GMI-1271, a novel E-selectin antagonist, in combination with chemotherapy in relapsed/refractory AML.

Abstract

2520 Background: GMI-1271 is a novel antagonist of E-selectin (E-sel) that down-regulates cell survival pathways and enhances chemotherapy response. We assessed GMI-1271 plus salvage chemotherapy with mitoxantrone, etoposide, and cytarabine (MEC) for the treatment of patients (pts) with relapsed/refractory (R/R) AML. Methods: A phase (Ph) 1trial in pts with R/R AML escalated GMI-1271 across pharmacologically active doses from 5-20 mg/kg combined with MEC. Safety, tolerability and anti-leukemia activity were assessed. GMI-1271 was given 24 hrs prior, then every 12 hrs during and for 48 hrs post induction/consolidation. Eligible pts had an ECOG score 0-2, received ≤2 prior inductions, WBC < 20K ( < 40K after 2 dose levels), no active CNS disease, and adequate renal/hepatic function. E-sel expression was assessed. After confirming safety and tolerability, a Ph 2 study of GMI-1271 at 10 mg/kg plus MEC was initiated. Results: To date, 47 pts have enrolled (Ph 1 = 19; Ph 2 = 28 of planned 47). The recommended Ph 2 dose is 10 mg/kg based on drug exposure, time over IC50 for E-sel binding, lack of DLT, and clinical outcomes. Ph1/Ph2 combined median age was 55yrs (range 26-84) with 70% male pts. Prior AML history included 26% primary refractory, 36% CR1 < 6 mos; 17% prior SCT; 55% unfavorable cytogenetics (by SWOG). Common Gr 3/4 AEs were febrile neutropenia (36%), sepsis (26%), bacteremia (13%), hypoxia (13%). 30 and 60 d mortality were 0 and 7%, respectively.

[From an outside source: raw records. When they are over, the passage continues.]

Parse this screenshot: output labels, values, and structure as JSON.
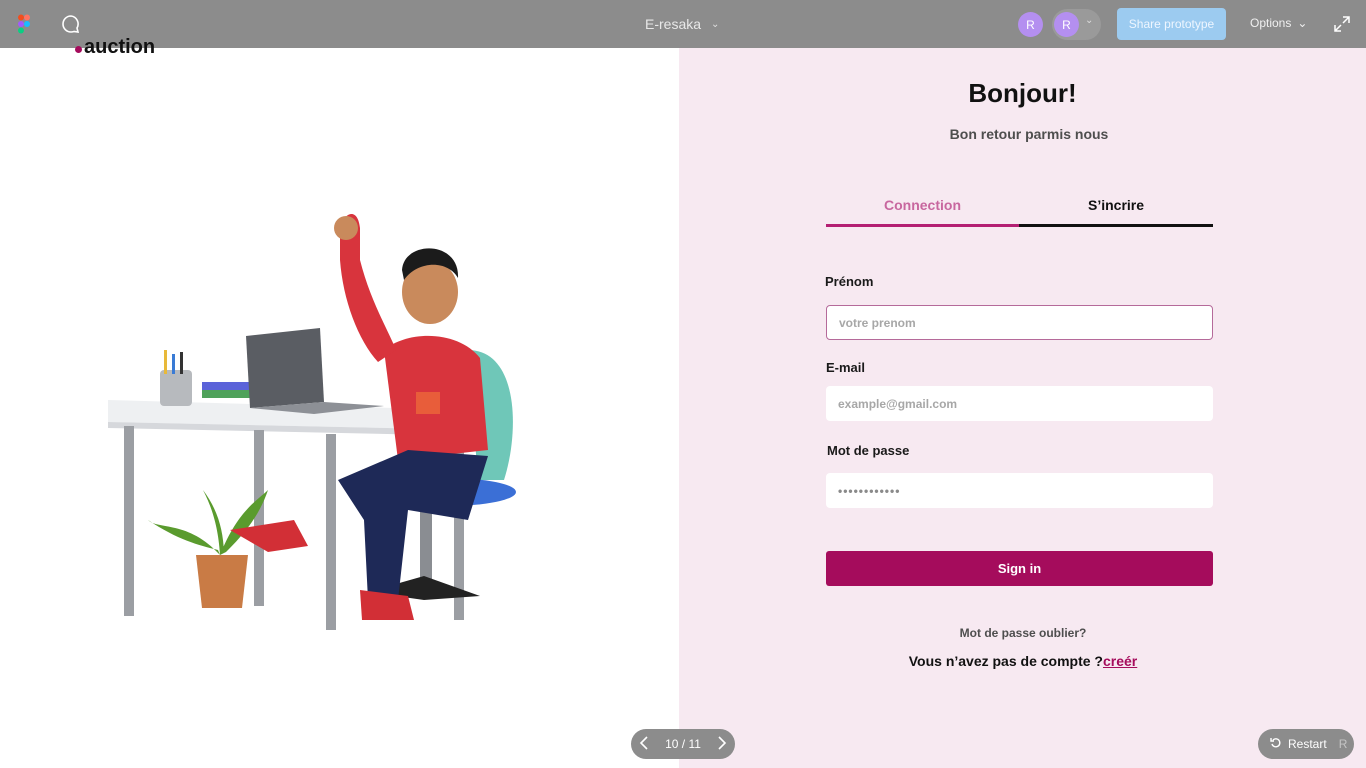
{
  "topbar": {
    "file_title": "E-resaka",
    "avatars": [
      "R",
      "R"
    ],
    "share_label": "Share prototype",
    "options_label": "Options"
  },
  "logo": {
    "text": "auction",
    "dot_color": "#a50c5c"
  },
  "form": {
    "greeting": "Bonjour!",
    "subtitle": "Bon retour parmis nous",
    "tabs": [
      {
        "label": "Connection",
        "active": true
      },
      {
        "label": "S’incrire",
        "active": false
      }
    ],
    "firstname_label": "Prénom",
    "firstname_placeholder": "votre prenom",
    "email_label": "E-mail",
    "email_placeholder": "example@gmail.com",
    "password_label": "Mot de passe",
    "password_value": "••••••••••••",
    "signin_label": "Sign in",
    "forgot_label": "Mot de passe oublier?",
    "no_account_text": "Vous n’avez pas de compte ?",
    "create_link": "creér"
  },
  "pager": {
    "label": "10 / 11"
  },
  "restart": {
    "label": "Restart",
    "shortcut": "R"
  },
  "colors": {
    "accent": "#a50c5c",
    "panel_bg": "#f7e9f1",
    "tab_active": "#c8679f",
    "topbar": "#8c8c8c"
  }
}
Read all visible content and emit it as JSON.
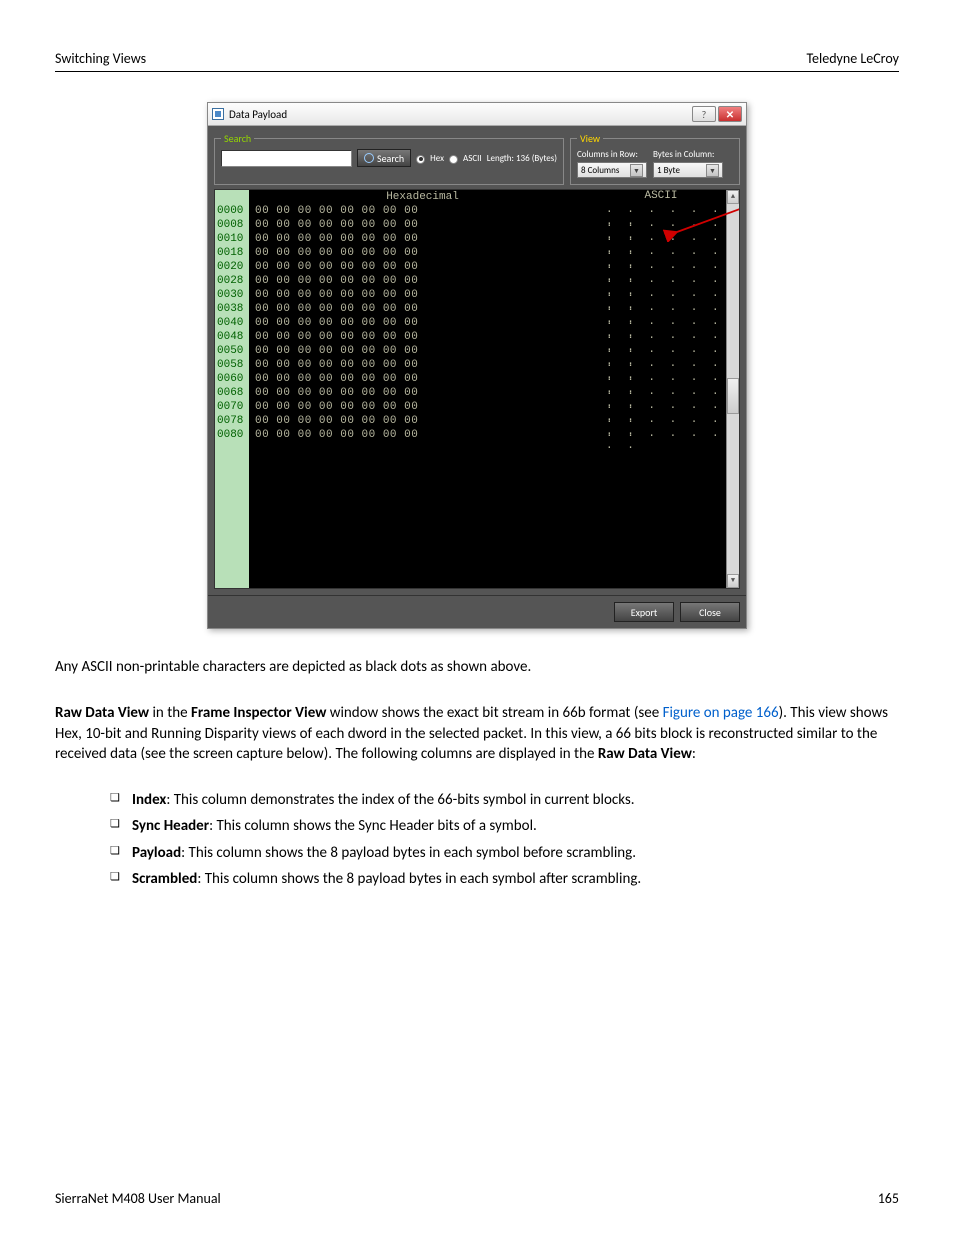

ORR (CR/CRi/MLFS/PR) was 21/42 evaluable (50%). Remission rate (CR/CRi) was 45%. Observed/expected remission (CR/CRi) ratio was > 2.75 (Estey, Blood 1996). With a median follow-up of 11 mos, the Ph 1 median Leukemia Free Survival was not reached and Overall Survival was 7.6 mos. The median E-sel ligand binding at baseline was 35% of blasts (range, 1-75%) and was higher in those achieving remission. Conclusions: The addition of GMI-1271, a novel E-sel antagonist, to MEC chemotherapy is well tolerated with a high ORR, low induction mortality, and promising initial survival outcomes in pts with R/R AML. Furthermore, the baseline expression of E-sel ligand is predictive of response. Clinical trial information: NCT02306291.